Determinants for deleterious epigenetic phenotypes

Current crop production needs to double to accommodate a growing population, alleviate the impact of climate change and ensure food security (Ray et al., 2013). Exploiting epigenetic variability in plants is an innovative way to improve crop traits which have agricultural importance. It also increases phenotypic plasticity in a way which is otherwise unobtainable from genetic engineering alone. Epigenetic variance exists naturally within plant varieties, with the absence of fruit ripening in tomatoes being attributed to an epiallele in the SBP-box transcription factor gene. Also, unlike in mammals, in plants a large proportion of epialleles can be transgenerationally inherited allowing the formation of stable plant lines. Despite its benefits, epigenetic studies in plants have been explored with difficulty. The main limitation in the use of epigenetic traits in agriculture, is the inability to induce sufficient epigenetic diversity without interfering with critical developmental pathways. The introduction of epigenetic variation in plants has been associated with strong developmental phenotypes and unviability.
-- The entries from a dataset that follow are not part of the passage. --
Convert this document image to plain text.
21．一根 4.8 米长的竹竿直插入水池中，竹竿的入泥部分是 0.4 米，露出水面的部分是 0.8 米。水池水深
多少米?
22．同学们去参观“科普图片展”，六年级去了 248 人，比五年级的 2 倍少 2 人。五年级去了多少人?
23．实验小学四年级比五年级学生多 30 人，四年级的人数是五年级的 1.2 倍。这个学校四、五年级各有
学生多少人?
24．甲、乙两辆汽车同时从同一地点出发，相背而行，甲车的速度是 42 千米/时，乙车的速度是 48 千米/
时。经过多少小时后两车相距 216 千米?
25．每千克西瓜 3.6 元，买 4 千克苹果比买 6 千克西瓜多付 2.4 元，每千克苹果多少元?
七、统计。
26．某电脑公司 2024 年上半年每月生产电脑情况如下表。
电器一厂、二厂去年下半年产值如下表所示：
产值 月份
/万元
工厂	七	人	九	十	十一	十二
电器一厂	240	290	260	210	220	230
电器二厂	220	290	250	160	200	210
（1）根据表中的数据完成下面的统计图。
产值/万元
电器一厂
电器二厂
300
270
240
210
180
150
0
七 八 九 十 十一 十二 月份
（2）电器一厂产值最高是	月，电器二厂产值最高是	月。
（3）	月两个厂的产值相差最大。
In rice, mutations in MET1 - coding for the methyltransferase involved in CG methylation- result in developmental arrest following germination. Moreover, in Arabidopsis met1 mutants there is a transgenerational decrease in fitness and fertility. The existence of a transgenerational developmental phenotype and the absence of knowledge regarding its determinants, is the largest barrier to the study of epigenetic trait development. It is therefore the aim of this project to identify the epialleles which are responsible for this transgenerational deleterious phenotype. In the hope that the regulation and repression of the causative epialleles will reduce the effect of the deleterious phenotypes; facilitating further study into the use of epigenetic variance to improve crop traits. Evidence in support of this approach was gained from Arabidopsis epigenetic recombinant inbred lines (epiRILs). In which a 2.5Mb region under negative selection was identified and will be the focus of this investigation.